Let me take you back to 1995 for a moment. A Close Shave had been released at Christmas and Shaun the Sheep merchandise was everywhere. There were coffee mugs, shower curtains and many many cuddly keychains. Whether it was his general fluffiness or the character’s audacious attitude to life, it’s no question that this guy was popular. So in 2007 he was given his own television show aptly named Shaun the Sheep, which centers around his comical shenanigans and escape attempts. His popularity is, without question, growing rapidly. He’s about to enjoy his fifth season on television this year, and has a particularly strong following in Germany and Japan. There’s even a spin-off for pre-schoolers called Timmy Time about a lamb from the same farm as Shaun who is just as unruly and lovable. And I must give an honorable mention to the 2012 Olympic specials The Championsheeps simply because the title is genius.
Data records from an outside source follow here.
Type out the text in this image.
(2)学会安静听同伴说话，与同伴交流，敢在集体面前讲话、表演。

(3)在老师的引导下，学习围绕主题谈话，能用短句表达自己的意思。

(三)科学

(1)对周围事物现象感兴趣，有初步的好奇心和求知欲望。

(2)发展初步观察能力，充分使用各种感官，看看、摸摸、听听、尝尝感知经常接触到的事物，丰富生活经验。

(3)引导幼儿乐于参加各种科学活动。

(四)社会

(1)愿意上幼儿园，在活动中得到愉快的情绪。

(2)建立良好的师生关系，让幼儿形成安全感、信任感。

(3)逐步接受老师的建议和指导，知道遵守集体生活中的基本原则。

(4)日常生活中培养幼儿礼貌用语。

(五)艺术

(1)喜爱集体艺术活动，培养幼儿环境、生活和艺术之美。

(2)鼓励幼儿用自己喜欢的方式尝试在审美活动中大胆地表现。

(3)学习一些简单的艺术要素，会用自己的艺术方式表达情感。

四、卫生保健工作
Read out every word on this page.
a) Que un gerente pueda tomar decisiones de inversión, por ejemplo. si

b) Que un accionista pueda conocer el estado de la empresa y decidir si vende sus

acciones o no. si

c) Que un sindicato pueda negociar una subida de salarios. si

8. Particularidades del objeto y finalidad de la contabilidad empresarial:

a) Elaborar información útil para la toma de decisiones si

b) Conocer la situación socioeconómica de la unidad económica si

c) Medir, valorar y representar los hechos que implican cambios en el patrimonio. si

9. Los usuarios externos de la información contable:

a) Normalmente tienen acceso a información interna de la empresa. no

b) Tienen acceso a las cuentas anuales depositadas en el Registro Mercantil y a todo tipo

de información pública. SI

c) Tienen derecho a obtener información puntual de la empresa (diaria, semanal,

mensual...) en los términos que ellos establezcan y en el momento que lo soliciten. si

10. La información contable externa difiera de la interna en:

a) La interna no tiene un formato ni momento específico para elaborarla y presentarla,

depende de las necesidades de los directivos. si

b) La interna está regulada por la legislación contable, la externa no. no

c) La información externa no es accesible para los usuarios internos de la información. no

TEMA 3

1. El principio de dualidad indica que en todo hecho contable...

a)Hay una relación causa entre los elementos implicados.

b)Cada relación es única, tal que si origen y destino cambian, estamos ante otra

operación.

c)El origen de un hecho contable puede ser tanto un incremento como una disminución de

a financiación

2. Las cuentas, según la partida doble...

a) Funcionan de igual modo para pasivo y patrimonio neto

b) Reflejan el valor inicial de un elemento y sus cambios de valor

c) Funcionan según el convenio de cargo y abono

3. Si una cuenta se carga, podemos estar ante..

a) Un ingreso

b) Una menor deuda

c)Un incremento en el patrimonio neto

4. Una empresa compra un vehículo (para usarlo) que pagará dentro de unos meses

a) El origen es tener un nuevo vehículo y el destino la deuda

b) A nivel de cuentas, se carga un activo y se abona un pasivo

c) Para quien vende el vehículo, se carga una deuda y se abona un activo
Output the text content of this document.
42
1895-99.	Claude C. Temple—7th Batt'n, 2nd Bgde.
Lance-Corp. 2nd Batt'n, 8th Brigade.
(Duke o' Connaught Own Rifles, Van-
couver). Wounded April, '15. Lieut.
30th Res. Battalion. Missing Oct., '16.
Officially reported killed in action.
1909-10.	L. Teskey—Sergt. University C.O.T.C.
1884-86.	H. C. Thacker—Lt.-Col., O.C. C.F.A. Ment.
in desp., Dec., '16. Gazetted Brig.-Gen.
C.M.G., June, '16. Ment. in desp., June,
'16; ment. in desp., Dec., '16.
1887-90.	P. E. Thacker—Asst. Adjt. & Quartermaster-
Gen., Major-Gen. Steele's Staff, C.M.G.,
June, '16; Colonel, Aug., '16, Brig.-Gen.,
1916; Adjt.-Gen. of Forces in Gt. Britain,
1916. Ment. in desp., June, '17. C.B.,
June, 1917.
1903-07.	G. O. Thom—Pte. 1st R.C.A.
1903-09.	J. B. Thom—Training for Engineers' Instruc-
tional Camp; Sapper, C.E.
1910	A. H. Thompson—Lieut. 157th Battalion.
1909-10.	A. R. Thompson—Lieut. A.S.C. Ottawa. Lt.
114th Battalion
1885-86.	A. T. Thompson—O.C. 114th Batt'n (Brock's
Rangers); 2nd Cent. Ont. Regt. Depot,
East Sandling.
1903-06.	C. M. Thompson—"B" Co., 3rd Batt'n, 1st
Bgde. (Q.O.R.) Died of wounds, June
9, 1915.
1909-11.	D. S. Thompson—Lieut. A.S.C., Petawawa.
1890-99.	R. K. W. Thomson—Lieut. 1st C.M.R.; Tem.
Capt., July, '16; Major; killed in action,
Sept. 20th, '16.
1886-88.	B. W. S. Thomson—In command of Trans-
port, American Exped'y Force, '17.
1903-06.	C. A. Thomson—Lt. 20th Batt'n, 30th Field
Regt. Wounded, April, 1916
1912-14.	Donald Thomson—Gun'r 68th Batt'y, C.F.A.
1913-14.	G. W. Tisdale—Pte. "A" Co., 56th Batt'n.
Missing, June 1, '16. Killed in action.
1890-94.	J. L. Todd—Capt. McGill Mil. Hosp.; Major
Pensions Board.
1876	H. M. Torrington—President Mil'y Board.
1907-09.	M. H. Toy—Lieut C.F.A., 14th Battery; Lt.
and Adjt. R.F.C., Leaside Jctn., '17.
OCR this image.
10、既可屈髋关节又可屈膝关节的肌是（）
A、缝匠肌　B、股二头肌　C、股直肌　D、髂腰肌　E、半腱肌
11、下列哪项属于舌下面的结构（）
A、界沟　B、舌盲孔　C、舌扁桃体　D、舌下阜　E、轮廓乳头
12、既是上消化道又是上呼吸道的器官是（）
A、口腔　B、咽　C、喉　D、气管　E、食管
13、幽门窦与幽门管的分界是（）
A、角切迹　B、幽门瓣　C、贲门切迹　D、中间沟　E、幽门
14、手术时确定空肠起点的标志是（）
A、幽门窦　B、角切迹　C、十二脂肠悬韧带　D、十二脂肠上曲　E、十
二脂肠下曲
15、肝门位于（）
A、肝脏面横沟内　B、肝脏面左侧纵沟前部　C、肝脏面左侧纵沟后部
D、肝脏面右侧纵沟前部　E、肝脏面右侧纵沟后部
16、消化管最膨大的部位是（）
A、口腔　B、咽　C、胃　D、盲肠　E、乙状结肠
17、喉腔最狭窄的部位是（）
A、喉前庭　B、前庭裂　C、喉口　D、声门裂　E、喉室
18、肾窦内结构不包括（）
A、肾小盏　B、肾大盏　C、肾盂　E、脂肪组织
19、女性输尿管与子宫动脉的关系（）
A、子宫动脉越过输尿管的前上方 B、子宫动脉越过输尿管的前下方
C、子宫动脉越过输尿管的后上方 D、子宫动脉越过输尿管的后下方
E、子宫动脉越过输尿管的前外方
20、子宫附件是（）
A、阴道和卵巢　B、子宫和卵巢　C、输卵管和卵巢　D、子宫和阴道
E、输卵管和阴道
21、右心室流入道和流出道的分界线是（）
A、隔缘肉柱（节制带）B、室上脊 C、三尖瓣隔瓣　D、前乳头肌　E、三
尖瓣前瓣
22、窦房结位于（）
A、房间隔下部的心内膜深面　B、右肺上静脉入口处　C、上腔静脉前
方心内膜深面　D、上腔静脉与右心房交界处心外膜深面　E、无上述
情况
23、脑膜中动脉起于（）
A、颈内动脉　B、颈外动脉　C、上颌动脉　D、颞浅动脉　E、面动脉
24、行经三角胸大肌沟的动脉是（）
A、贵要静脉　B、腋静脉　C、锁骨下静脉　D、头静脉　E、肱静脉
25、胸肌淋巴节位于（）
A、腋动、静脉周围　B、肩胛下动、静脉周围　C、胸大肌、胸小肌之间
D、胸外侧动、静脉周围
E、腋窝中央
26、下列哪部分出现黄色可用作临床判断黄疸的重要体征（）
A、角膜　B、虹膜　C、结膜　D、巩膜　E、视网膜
So perhaps it is not the next best move in terms of what the studio can give us creatively, but maybe it’s the most natural and practical move. Following the success of the short and the shows we shouldn’t be surprised that we’re getting a full-length movie and a thirty-minute Christmas special about Shaun. It is time for Gromit to be pushed gently aside for a moment so that Shaun may continue to shine in his not-so-sheepish spotlight. But with any luck the audience will recognize the hand-made style and gentle substance of the new movie and say, “Aren’t these the guys who did Wallace and Gromit and Chicken Run?” Thus, hopefully gaining the studio more recognition to place them squarely and more prominently on the animation map.